Current PEN 2005-2010
$10.5 Million ca.
The Burnham Institute
University of California - Santa Barbara
The Scripps Research Institute
The Burnham Institute
10901 North Torrey Pines Road
La Jolla, CA 92037
phone: +1 585 646-3121
fax: +1 858 646-3192
The long-term objective of this Program of Excellence in Nanotechnology (PEN) is to design nanodevices for the analysis, diagnosis, monitoring, and treatment of vulnerable atherosclerotic plaques. It is generally believed that the rupture of atherosclerotic plaques accounts for ~70% of myocardial infarcts. Plaques differ in their structure and composition. Those with a thin fibrous cap, increased lipid content, and adherent inflammatory cells are referred to as "vulnerable" and are highly susceptible to rupture. This PEN is a partnership between The Burnham Institute (La Jolla, Ca), The Scripps Research Institute (La Jolla, Ca), and the California NanoSystems Institute (CNSI) at the University of California at Santa Barbara. We will use the underlying biochemistry that drives the pathophysiology of atheroma as a wedge to target and control nanodevices directed to vulnerable plaque. This PEN will work at the interface of biochemical design and nanoscience. We will create five fundamental and modular building blocks; Targeting Elements, Delivery Vehicles, Selfassembling Polymers, Molecular Switches, and Bio-Nanoelectromechanical systems (Bio-NEMS). These building blocks will serve as a platform for the creation of novel nanodevices for treating atheroma.

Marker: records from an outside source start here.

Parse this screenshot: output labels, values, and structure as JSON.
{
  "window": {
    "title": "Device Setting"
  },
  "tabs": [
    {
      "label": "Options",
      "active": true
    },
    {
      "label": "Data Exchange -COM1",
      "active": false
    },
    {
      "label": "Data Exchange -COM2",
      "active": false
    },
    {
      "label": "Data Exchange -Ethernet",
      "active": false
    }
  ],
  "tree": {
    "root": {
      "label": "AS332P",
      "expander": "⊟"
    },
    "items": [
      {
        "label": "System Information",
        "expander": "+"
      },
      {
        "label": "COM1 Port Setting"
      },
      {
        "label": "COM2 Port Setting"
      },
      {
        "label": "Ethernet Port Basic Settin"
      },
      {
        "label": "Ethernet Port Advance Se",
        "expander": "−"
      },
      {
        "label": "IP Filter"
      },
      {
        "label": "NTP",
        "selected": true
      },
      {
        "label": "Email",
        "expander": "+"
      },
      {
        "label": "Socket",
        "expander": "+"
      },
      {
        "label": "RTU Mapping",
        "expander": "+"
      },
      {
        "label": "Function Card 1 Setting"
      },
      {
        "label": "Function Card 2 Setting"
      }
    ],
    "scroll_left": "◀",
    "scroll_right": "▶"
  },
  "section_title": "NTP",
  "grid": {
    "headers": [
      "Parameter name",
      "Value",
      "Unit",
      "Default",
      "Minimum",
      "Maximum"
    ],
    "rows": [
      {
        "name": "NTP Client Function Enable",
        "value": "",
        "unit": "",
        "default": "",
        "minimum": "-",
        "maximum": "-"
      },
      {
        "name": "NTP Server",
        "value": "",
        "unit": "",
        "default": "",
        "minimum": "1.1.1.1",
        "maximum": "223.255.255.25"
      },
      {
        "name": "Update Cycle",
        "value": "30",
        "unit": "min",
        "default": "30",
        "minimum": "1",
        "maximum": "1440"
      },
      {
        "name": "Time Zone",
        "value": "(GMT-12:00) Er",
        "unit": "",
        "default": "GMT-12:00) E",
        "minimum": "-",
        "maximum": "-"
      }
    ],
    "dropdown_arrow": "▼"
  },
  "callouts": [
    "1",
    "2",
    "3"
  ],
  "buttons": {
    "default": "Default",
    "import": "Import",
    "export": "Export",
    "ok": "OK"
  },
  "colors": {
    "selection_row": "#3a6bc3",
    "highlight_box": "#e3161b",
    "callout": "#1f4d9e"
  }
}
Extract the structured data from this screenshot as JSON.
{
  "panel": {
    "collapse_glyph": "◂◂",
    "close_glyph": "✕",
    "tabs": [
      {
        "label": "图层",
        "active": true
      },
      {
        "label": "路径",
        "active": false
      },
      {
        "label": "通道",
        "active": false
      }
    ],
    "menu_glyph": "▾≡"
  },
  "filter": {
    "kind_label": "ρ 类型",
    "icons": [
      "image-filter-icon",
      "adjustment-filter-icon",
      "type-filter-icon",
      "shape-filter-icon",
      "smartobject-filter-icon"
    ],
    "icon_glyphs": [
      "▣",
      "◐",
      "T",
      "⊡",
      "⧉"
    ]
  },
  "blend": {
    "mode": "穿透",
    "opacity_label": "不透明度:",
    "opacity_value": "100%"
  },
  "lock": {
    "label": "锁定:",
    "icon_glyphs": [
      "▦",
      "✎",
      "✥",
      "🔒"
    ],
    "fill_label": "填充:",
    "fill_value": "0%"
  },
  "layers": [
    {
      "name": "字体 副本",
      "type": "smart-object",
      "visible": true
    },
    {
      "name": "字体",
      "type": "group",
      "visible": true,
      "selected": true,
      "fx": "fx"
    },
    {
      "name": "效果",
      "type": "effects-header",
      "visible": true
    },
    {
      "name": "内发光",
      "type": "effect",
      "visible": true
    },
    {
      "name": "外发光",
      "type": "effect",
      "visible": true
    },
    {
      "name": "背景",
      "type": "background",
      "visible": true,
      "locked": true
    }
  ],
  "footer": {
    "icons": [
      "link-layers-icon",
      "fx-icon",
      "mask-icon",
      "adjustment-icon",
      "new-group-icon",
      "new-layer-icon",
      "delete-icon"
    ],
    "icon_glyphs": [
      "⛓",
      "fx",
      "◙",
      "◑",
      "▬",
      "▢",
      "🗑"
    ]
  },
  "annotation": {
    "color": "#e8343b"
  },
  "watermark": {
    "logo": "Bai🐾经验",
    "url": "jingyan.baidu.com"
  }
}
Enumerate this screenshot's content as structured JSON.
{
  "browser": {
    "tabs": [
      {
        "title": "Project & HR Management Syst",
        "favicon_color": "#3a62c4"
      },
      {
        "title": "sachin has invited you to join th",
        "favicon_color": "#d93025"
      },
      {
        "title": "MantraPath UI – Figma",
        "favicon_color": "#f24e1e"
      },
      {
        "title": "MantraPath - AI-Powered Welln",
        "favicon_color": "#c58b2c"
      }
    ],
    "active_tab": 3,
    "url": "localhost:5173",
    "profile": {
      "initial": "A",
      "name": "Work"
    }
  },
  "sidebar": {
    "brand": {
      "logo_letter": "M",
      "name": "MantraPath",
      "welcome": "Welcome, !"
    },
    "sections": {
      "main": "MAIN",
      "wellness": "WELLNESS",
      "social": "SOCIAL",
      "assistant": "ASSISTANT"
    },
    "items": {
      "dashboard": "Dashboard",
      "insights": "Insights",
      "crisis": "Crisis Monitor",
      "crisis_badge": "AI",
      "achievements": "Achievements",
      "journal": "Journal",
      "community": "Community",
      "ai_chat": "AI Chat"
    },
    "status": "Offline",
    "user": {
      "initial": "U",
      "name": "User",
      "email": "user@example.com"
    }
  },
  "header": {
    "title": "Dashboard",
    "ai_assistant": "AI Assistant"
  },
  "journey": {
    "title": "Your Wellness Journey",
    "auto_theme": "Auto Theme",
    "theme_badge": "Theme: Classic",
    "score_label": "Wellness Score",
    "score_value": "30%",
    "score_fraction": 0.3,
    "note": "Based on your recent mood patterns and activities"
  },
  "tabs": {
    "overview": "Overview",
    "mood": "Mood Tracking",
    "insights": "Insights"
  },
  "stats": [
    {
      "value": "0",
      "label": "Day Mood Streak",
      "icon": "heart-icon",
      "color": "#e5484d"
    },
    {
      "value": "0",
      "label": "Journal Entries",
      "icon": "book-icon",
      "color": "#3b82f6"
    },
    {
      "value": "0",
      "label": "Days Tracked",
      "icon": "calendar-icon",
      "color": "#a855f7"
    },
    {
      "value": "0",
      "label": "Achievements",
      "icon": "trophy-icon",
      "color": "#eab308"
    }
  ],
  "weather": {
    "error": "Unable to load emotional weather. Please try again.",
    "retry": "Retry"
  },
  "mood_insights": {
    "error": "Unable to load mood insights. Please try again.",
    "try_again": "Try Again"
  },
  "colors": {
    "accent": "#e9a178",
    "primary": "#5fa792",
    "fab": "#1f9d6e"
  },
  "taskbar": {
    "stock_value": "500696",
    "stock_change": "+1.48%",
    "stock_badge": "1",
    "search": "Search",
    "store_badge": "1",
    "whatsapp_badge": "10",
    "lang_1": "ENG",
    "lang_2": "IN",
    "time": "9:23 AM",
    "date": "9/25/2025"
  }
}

There are six specific aims for this project:
Specific Aim #1: Select for Targeting Elements (TEs) that can be used to deliver nanodevices to the endothelium in and around vulnerable plaque. The TE will be based upon homing peptides selected by in vivo phage display with animal models of atheroma.
Specific Aim #2: Build Delivery Vehicles (DVs) that can be used to transport drugs, imaging agents, nanosensors, and other nanodevices to sites of vulnerable plaque.
Specific Aim #3: Design a series of Self-assembling Polymers (SAPs) that can be used as molecular nanostents to physically stabilize vulnerable plaque, and ultimately to replace the fibrous cap with an anti-adhesive, anti-inflammatory surface.
Specific Aim #4: Devise protein-driven Molecular Switches (MS) that can sense and respond to the pathophysiology of atheroma. The MS will take advantage of the in-depth knowledge on the composition of atheroma and on its local environment.
Specific Aim #5: Devise Bio-nanoelectromechanical systems (Bio-NEMS) capable of sensing and responding to vulnerable plaque.